Enyi Patrick Enyi
Babcock University
e.p.enyi@gmail.com
Department of Accounting, School of Management Sciences
Accounting and finance-based researchers often face the problem of using multiple surrogates to capture the true essence of a dependent variable in order to study its predictive relationship with explanatory variables. The major pitfall with this, is the inability to directly connect the study results with the major objective of the research forming the topic. This study explores the various methods that can be adopted to unify the engaging properties of the multiple parameters used in identifying a dependent variable. Using logistic regression, the study converted the a priori expectations of 30 Ph.D research theses in finance and accounting with four dependent surrogates into a probabilistic log values and compared them with the individual surrogate performance on the one hand and the surrogates geometric mean on the other hand. While the geometric mean showed no significant difference between itself and the probabilistic expectation (β = .278,t(30) = .695, R2 = .077,p > .10), the individual surrogates results revealed both combined and individual significant differences with the thesesa priori expectations (Adj. R2 = .0291,F (4, 25) = 22.598, p < .05). This paper recommends unifying multivariate dependent variables with geometric means for successful financial performance relational studies.

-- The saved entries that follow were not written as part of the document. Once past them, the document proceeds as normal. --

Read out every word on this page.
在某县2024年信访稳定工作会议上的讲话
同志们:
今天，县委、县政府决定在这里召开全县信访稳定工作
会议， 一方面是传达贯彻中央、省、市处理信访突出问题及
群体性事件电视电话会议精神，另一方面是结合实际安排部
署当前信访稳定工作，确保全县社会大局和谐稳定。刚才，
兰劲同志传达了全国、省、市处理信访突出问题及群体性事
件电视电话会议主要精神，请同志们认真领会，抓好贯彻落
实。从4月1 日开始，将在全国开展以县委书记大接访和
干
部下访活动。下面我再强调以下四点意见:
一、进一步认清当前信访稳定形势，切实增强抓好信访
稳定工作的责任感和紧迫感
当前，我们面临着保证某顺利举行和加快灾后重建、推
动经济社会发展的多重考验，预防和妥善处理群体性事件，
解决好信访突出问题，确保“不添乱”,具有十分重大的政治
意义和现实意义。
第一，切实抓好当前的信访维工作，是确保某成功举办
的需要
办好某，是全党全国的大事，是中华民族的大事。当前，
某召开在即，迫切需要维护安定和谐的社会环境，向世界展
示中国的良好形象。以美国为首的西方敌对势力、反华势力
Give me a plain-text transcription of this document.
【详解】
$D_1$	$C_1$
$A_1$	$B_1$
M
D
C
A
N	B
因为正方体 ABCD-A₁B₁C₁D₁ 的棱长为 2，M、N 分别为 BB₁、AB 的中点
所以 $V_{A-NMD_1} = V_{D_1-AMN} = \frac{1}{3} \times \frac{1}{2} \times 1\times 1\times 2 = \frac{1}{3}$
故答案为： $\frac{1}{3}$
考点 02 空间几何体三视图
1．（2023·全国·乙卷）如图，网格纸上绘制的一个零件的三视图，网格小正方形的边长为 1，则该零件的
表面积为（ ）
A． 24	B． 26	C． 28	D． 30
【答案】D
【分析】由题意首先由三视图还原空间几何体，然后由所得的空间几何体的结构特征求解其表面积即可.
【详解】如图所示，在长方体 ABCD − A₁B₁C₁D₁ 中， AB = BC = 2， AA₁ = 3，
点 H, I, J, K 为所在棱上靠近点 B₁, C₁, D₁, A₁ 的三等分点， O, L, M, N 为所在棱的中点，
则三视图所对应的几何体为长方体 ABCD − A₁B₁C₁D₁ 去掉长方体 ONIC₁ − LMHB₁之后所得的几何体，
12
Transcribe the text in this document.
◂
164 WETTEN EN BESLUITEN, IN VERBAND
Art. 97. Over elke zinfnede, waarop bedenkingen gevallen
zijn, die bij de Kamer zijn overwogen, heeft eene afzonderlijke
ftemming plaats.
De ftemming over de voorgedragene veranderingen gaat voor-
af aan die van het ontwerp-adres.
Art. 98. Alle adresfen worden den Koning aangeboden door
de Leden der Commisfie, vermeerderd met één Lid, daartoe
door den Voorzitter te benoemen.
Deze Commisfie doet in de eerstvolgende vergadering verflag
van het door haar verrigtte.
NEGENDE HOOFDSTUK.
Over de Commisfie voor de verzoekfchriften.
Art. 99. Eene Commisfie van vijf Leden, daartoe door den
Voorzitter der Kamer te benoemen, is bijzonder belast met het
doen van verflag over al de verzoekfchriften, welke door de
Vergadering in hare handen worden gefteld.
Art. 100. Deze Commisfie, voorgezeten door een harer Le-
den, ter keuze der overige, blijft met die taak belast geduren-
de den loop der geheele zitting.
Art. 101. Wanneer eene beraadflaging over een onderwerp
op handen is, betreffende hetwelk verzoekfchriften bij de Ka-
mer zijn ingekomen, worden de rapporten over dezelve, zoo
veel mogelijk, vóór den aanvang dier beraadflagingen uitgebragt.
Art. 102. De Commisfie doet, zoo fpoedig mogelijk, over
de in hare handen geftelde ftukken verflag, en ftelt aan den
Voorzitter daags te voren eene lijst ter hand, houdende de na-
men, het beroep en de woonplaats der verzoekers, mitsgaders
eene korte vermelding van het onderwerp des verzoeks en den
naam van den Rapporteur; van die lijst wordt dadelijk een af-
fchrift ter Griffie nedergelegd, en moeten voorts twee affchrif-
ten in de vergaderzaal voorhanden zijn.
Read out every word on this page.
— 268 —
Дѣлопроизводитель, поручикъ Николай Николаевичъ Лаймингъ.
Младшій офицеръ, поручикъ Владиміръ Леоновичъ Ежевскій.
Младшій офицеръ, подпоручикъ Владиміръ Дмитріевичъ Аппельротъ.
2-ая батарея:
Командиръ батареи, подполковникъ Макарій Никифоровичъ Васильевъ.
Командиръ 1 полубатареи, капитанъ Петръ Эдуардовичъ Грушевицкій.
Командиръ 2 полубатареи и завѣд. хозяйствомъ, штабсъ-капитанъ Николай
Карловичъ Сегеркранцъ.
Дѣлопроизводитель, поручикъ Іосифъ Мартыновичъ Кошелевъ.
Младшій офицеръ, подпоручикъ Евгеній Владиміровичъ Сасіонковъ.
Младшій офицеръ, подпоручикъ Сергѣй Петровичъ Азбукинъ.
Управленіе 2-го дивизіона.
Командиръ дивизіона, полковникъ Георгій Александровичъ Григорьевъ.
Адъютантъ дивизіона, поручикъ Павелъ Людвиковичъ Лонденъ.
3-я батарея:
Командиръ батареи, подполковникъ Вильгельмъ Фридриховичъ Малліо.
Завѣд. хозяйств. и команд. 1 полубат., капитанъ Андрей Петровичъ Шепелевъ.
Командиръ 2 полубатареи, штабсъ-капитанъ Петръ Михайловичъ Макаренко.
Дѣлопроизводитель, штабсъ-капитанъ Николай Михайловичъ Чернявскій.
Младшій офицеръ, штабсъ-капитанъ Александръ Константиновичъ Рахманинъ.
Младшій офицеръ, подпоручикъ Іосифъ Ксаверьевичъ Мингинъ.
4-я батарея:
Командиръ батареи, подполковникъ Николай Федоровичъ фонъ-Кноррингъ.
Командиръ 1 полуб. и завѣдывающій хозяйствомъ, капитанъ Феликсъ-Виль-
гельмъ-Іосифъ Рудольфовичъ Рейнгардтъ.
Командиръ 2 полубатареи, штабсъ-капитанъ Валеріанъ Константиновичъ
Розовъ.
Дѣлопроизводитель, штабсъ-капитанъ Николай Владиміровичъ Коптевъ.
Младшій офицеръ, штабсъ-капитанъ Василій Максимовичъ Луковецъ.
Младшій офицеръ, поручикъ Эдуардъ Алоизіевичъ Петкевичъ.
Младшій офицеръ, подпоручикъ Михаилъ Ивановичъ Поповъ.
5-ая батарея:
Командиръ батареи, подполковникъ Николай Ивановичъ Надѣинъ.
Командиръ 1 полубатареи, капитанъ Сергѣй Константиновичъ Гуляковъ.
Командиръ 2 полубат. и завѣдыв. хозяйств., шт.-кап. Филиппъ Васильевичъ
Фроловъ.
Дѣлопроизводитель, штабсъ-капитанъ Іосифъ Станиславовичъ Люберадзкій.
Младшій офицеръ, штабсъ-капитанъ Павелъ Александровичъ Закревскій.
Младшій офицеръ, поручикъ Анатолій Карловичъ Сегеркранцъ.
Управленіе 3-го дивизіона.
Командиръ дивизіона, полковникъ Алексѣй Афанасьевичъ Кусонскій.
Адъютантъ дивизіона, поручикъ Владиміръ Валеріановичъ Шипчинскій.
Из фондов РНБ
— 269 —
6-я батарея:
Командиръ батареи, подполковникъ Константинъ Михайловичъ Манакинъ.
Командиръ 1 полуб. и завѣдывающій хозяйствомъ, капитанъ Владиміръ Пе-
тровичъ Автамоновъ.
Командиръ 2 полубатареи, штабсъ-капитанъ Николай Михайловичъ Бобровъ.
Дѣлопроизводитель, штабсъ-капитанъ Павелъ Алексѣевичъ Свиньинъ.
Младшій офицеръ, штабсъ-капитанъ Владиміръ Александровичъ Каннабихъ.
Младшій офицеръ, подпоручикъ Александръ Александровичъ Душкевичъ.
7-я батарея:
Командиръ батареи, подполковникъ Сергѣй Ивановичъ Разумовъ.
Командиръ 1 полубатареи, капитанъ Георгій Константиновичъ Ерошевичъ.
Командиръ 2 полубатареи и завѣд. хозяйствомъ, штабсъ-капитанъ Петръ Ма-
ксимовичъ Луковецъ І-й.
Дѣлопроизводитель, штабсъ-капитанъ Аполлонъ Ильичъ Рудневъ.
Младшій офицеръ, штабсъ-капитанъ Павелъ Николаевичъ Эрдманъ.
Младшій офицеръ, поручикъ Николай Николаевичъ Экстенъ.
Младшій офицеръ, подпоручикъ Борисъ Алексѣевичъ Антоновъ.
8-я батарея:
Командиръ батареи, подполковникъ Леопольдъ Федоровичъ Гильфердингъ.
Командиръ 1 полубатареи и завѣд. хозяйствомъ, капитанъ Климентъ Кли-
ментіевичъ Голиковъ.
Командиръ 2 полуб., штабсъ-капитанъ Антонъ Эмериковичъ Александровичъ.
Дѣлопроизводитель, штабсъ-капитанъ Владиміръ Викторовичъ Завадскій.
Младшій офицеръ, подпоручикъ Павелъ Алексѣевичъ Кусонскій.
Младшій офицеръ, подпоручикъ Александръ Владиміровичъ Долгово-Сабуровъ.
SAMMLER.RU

Keywords : performance, dependent variable, surrogate, proxy, logistic regression
Researchers and scholars in the social and management sciences are often faced with the problem of identifying and operationalizing the main ingredients forming the dependent or outcome variable in performance assessment research. This is particularly a big issue when such a study is extended in scope or necessitated by the requirements to fulfil the conditions for the award of a degree. For those studying behavioral traits and similar psychological phenomena that has no accounting or financial data foundation, this will not present a problem as there are several methods already developed to tackle the issue. Some of these methods include the use of general linear model (GLM) multivariate and repeated measures procedures using computer statistical software, while others may include the use of canonical correlations and specially constructed regression equations (Helwig, 2017; NCSS, 1989; Steiger, n.d.). The use of means as a converging point was also advocated by other researchers especially when multiple dependent variables represent different measures of the same construct. When such differing variables are measured on the same scale, researchers have the option of combining them into a single measure of that construct. The use of binary response model (BRM) was also in the picture, but as posited by Cameron (2015), the description of the use of means looks more practical and less ambiguous to comprehend (Cameron, 2015; Gruszczy, 2009; Price, Jhangiani, & Chiang, 2015). However, the imprecise and unsure nature of the various methods in current use makes most research findings and conclusions meaningless and unrelated to the major objective of the research. This is very worrisome especially to graduate level research students and their advisors and has proven to be of particular negative implications in the fields of accounting and finance in management sciences where precision in conclusions is of utmost importance in guiding investors and decision makers correctly.